Le métissage entendu par les auteurs est en tout point différent de la notion qui se répand actuellement dans nos sociétés comme une traînée de poudre. Ce mélange bariolé, exotisme à deux sous que chacun s’approprie, que l’on prend pour métissage n’est en fait pour les auteurs que juxtaposition, coexistence dans l’espace temporel et spatial d’éléments, syncrétisme ou éclectisme. Dans la civilisation de la mondialisation, le métissage, vendu à toutes les sauces, devient ainsi exutoire. Galvaudé, il permet la résolution euphorique des contradictions dans un ensemble où la norme demeure toutefois l’anti-métissage par la recherche incessante de la stabilité, de l’identité. À la définition toujours plus folklorisée de la notion de métissage dans une vocation de légitimation du désir d’appropriation, les auteurs opposent le processus du dessaisissement et du renoncement. Loin du mélange, le métissage est une pensée de la désappropriation. Il suppose la ré-interrogation essentielle du sentiment de posséder une identité stable et définitive.
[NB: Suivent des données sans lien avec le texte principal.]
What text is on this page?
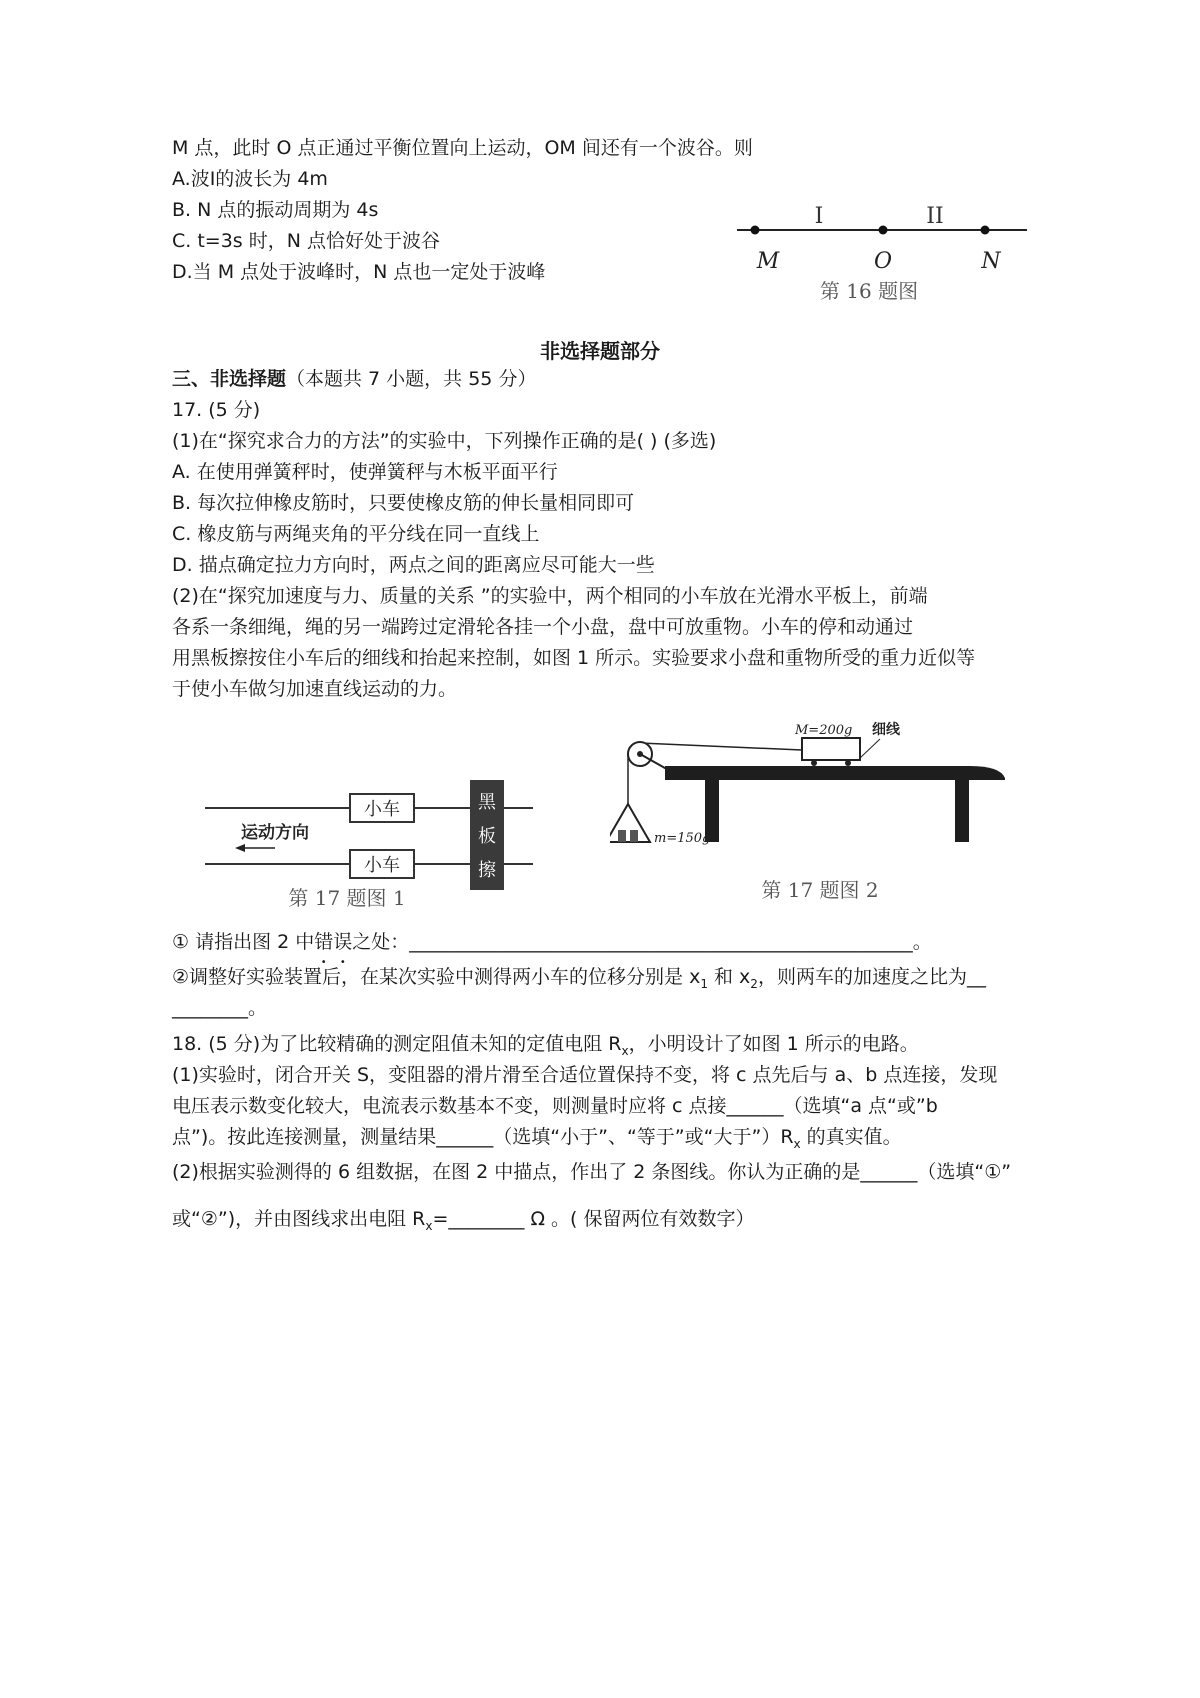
M 点，此时 O 点正通过平衡位置向上运动，OM 间还有一个波谷。则
A.波Ⅰ的波长为 4m
B. N 点的振动周期为 4s
C. t=3s 时，N 点恰好处于波谷
D.当 M 点处于波峰时，N 点也一定处于波峰
I	II
M	O	N
第 16 题图
非选择题部分
三、非选择题（本题共 7 小题，共 55 分）
17. (5 分)
(1)在“探究求合力的方法”的实验中，下列操作正确的是( ) (多选)
A. 在使用弹簧秤时，使弹簧秤与木板平面平行
B. 每次拉伸橡皮筋时，只要使橡皮筋的伸长量相同即可
C. 橡皮筋与两绳夹角的平分线在同一直线上
D. 描点确定拉力方向时，两点之间的距离应尽可能大一些
(2)在“探究加速度与力、质量的关系 ”的实验中，两个相同的小车放在光滑水平板上，前端
各系一条细绳，绳的另一端跨过定滑轮各挂一个小盘，盘中可放重物。小车的停和动通过
用黑板擦按住小车后的细线和抬起来控制，如图 1 所示。实验要求小盘和重物所受的重力近似等
于使小车做匀加速直线运动的力。
小车
小车
黑
板
擦
运动方向
第 17 题图 1
M=200g 细线
m=150g
第 17 题图 2
① 请指出图 2 中错误之处：_____________________________________________________。
②调整好实验装置后，在某次实验中测得两小车的位移分别是 $x_1$ 和 $x_2$，则两车的加速度之比为__
________。
18. (5 分)为了比较精确的测定阻值未知的定值电阻 $R_x$，小明设计了如图 1 所示的电路。
(1)实验时，闭合开关 S，变阻器的滑片滑至合适位置保持不变，将 c 点先后与 a、b 点连接，发现
电压表示数变化较大，电流表示数基本不变，则测量时应将 c 点接______（选填“a 点“或”b
点”)。按此连接测量，测量结果______（选填“小于”、“等于”或“大于$”)R_x$ 的真实值。
(2)根据实验测得的 6 组数据，在图 2 中描点，作出了 2 条图线。你认为正确的是______（选填“①”
或“②”)，并由图线求出电阻 $R_x=\_\_\_\_\_\_\_\_$ Ω 。( 保留两位有效数字）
Le métissage, c’est ce qui se lit en creux de la rencontre, et c’est d’abord et avant tout une reconnaissance de l’altérité en soi-même.

Ethnographes du langage, si les auteurs soulignent que la compréhension de la pensée métisse requiert un cheminement méthodique au travers des concepts, véritables opérateurs logiques qui en tracent le réseau de sens, ils en explorent aussi les « tout petits mots », les prépositions, les conjonctions qu’ils présentent comme autant d’articulations, qui font les accords et les rythmes de cette texture vivante et mouvante qu’est le métissage. Processus d’histoire, de rencontre, de temps, de tempo, le métissage « s’invente dans un jeu de glissements, de plis, de replis et de métaphores qui appelle une approche plus latérale que frontale » (p. 8). Tonalité, bien plus que totalité, le métissage dessine une troisième voie entre l’homogène et l’hétérogène, la fusion et la fragmentation, entre les modèles visant l’intégration totale et ceux prônant le repli communautariste. Pensée de la résistance, il s’oppose autant à l’uniformisation croissante qu’à l’exacerbation des particularismes identitaires. Le métissage ouvre une troisième voie dans un monde qui se pense, la majeure partie du temps, sur un mode binaire de ce qui est et de ce qui n’est pas, dans l’opposition du Noir et du Blanc. Il se conjugue avec altérité, et « trouve sa logique dans cette porosité où l’identité se fait transfrontalière » (p. 55). Le métissage s’oppose à l’essentialisme ; il est le seul « apte à reconnaître la mouvance, l’instabilité des cultures et des identités culturelles » (p. 16). Il ouvre à tous les possibilités de devenir ceci ou cela, noir ou blanc, puis noir puis blanc et ainsi de suite. Pensée de la composition, le métissage est échange, partage qui transforme les interlocuteurs et les cultures sans jamais aboutir à la conciliation, à l’abolition des contraires et des contradictions. Processus en perpétuel devenir qui naît de l’entre-deux, de la circulation ininterrompue entre la conjonction et la disjonction. Le métissage porte en son sein la question de notre transformation par l’autre. Il est, dit François Laplantine « le contraire de la complétude. Il se produit lorsque l’on en finit avec la fiction de l’étranger projetée défensivement au-dehors et que l’on commence à éprouver en soi cette perturbation et cette transformation créée par l’autre qui provoque du vacillement, du frémissement, de l’étrangeté » (2003 : s.p.).

À lire, en tout temps et en tout lieu.